Carter Y M, Jia C X, Soto P F, Starr J P, Rabkin D G, Hsu D T, Fisher P E, Spotnitz H M
Department of Surgery, Columbia University College of Physicians & Surgeons, New York, New York 10032, USA.
J Heart Lung Transplant. 1998 Feb;17(2):140-9.
Although myocardial edema is known to impair diastolic filling of the left ventricle, the interrelation of edema, histologic condition, and function has not been quantitated sufficiently for extrapolation to studies of multifactorial influences on diastolic properties.
Accordingly, ACI rat hearts arrested at 4 degrees C underwent coronary artery perfusion with a cardioplegia solution that was either unaltered (288 mOsm/L, P288 group, n = 6), diluted (144 mOsm/L, P144 group, n = 6), or concentrated (380 mOsm/L, P380 group, n = 6). Postmortem left ventricular pressure-volume curves and myocardial water content were measured. Myocardial samples were fixed in varying dilutions of glutaraldehyde. After dehydration and paraffin embedding, edema was graded subjectively (0 to 5), and myocardial interstitial spaces were determined by use of a semiquantitative method.
Mean normalized left ventricular filling volume at 20 mm Hg filling pressure in the P144 group, 189 +/- 16 microliters (SEM), was reduced versus both the P288 (278 +/- 26 microliters) and the P380 (332 +/- 18 microliters) groups (p < 0.05, ANOVA). Mean myocardial water content in the P144 group, 80.7% +/- 1%, was increased versus the P380 (76.7% +/- 0.4%, p < 0.05) but not versus the P288 group (78.4% +/- 0.8%). In hearts preserved with 2.5% glutaraldehyde, mean edema grade and interstitial space in the P144 group (4.0 +/- 0.3) were increased versus the P380 (1.8 +/- 0.3, p < 0.05) but not the P288 group (2.7 +/- 0.5). Derived linear regressions relate water content to filling volume and histologic condition.

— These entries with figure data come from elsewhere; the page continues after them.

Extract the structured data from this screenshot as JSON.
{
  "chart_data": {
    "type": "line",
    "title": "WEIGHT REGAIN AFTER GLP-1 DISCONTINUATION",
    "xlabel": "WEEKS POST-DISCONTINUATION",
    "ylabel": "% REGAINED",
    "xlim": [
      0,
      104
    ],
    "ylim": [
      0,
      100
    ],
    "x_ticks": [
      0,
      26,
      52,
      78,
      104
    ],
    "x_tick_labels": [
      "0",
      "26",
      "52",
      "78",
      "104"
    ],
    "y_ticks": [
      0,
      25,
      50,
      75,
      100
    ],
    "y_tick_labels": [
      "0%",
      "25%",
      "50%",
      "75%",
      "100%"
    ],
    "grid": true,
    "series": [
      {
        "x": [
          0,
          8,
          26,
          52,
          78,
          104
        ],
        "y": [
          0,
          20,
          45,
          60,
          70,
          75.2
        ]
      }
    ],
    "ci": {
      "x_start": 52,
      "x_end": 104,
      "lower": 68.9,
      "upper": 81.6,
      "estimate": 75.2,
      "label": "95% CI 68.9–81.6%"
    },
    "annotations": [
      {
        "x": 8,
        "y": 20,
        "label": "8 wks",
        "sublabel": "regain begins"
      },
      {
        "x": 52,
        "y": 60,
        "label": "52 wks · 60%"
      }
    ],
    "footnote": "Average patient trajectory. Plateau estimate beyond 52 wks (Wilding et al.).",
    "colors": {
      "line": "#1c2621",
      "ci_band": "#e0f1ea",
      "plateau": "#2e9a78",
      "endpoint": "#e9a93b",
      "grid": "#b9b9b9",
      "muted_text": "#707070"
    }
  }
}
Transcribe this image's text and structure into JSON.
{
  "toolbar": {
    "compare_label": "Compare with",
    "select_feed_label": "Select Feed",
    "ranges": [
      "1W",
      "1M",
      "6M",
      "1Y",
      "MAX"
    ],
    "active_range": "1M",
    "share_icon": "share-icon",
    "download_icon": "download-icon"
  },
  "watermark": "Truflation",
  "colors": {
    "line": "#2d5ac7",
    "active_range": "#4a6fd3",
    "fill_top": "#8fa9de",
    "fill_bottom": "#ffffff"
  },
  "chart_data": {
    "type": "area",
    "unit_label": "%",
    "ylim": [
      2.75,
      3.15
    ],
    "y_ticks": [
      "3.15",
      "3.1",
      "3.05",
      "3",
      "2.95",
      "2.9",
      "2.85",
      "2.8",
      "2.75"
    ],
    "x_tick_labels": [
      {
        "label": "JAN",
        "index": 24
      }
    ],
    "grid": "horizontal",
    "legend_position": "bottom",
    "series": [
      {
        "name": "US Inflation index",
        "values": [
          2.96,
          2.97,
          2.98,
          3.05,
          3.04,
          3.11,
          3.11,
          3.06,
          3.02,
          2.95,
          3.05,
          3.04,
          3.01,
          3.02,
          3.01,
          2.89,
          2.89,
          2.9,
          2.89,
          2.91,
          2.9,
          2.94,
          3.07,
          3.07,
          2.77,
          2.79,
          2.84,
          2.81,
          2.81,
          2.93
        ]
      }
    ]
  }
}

Coronary perfusate osmolarity is thus associated with predictable changes in myocardial water content, left ventricular filling volume, and edema. These correlations allow definition of new hypotheses for the study of cardiac allograft rejection in patients and experimental animals.
尽管已知心肌水肿会损害左心室的舒张充盈,但水肿、组织学状况和功能之间的相互关系尚未得到充分量化,无法外推至对舒张特性的多因素影响研究。
因此,将4℃停跳的急性心肌梗死(ACI)大鼠心脏用未改变的(288 mOsm/L,P288组,n = 6)、稀释的(144 mOsm/L,P144组,n = 6)或浓缩的(380 mOsm/L,P380组,n = 6)心脏停搏液进行冠状动脉灌注。测量死后左心室压力-容积曲线和心肌含水量。心肌样本用不同稀释度的戊二醛固定。脱水和石蜡包埋后,主观对水肿进行分级(0至5级),并使用半定量方法测定心肌间质间隙。
P144组在20 mmHg充盈压下的平均标准化左心室充盈容积为189±16微升(SEM),与P288组(278±26微升)和P380组(332±18微升)相比均降低(p < 0.05,方差分析)。P144组的平均心肌含水量为80.7%±1%,与P380组(76.7%±0.4%,p < 0.05)相比增加,但与P288组(78.4%±0.8%)相比无差异。在用2.5%戊二醛保存的心脏中,P144组的平均水肿分级和间质间隙(4.0±0.3)与P380组(1.8±0.3,p < 0.05)相比增加,但与P288组(2.7±0.5)相比无差异。得出的线性回归将含水量与充盈容积和组织学状况相关联。
冠状动脉灌注液渗透压因此与心肌含水量、左心室充盈容积和水肿的可预测变化相关。这些相关性为研究患者和实验动物的心脏移植排斥反应定义了新的假设。